The state and federal government are spending billions to build more chargers along public roads, in apartment complexes and elsewhere to give people more charging options.

The oil industry thinks California is going too far. It’s the seventh-largest oil-producing state and shouldn’t frame its entire transportation strategy around a market for electric-powered vehicles, said Tanya DeRivi, vice president of climate policy for the Western States Petroleum Association. , an industrial group.

“Californians should be able to choose vehicle technology, including electric vehicles, that best suits their needs based on availability, affordability and personal necessity,” she said.

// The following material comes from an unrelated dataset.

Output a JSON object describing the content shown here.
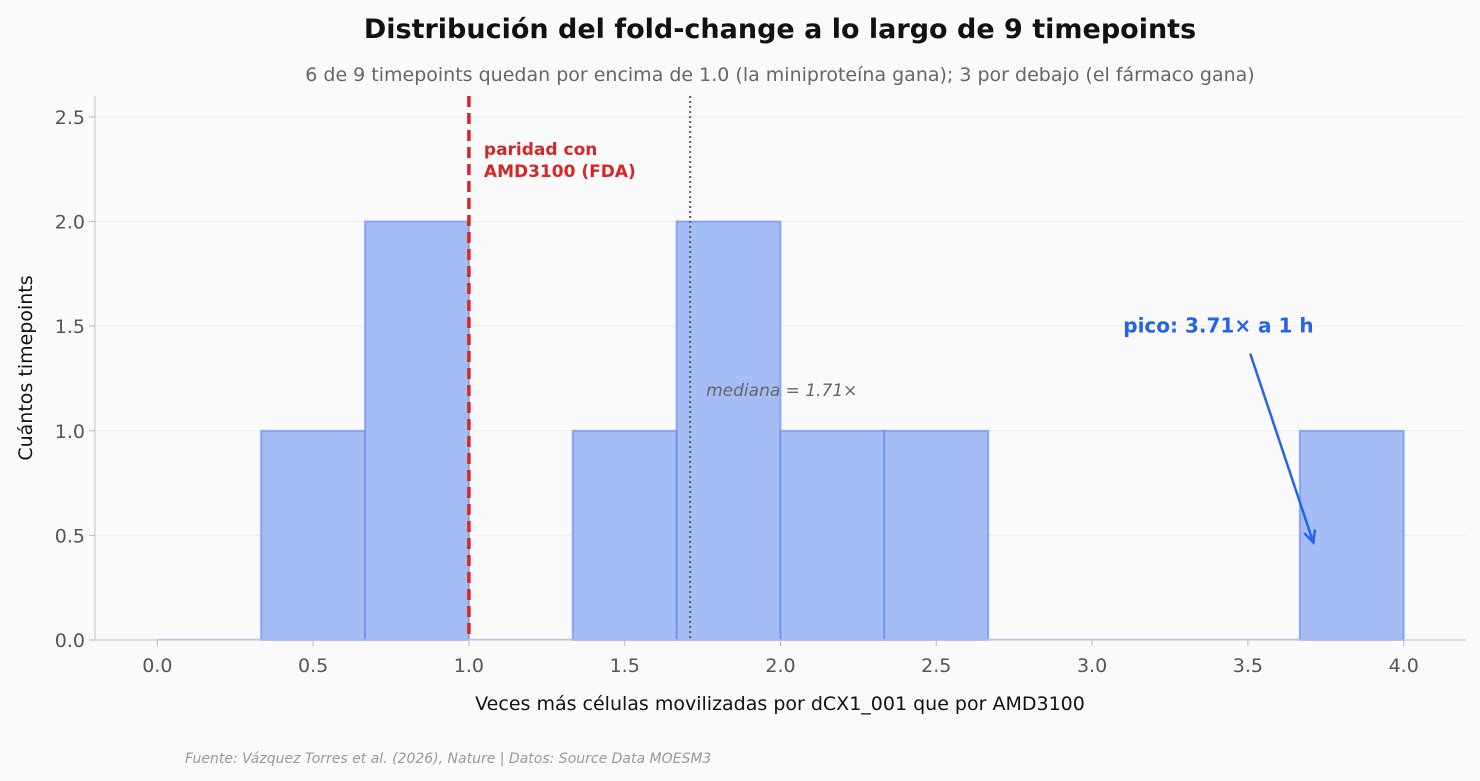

Many automakers, like Kia, Ford and General Motors, are already on track to bring more electric cars to market, but some have warned that factors beyond their control, such as supply chain and materials issues, complicate the Californians’ goals.

“Automakers may have significant difficulty meeting this target given factors beyond the industry’s control,” Kia Corp.’s Laurie Holmes said. to the air council before its vote.

As requirements increase over time, automakers could be fined up to $20,000 for each vehicle sold that doesn’t meet the target, despite having time to work it out. comply if they miss the target in any given year.

The new rules approved by the Air Board state that vehicles must be able to travel 150 miles (241 kilometers) on a single charge. Federal and state rebates are also available for people who buy electric cars, and the new rules incentivize automakers to sell discounted electric cars to low-income buyers.

But some representatives of business groups and rural areas said they fear electric cars are too expensive or impractical.

“These regulations are a big step backwards for working families and small businesses,” said Gema Gonzalez Macias of the California Hispanic Chambers of Commerce.

Air board members said they are committed to closely monitoring fairness provisions in the rules to ensure all California residents have access.

“We won’t fail Californians, we won’t fail other states that want to follow these regulations,” said Tania Pacheco-Warner, board member and co-director of Central Valley Health Policy. Institute. at California State University, Fresno.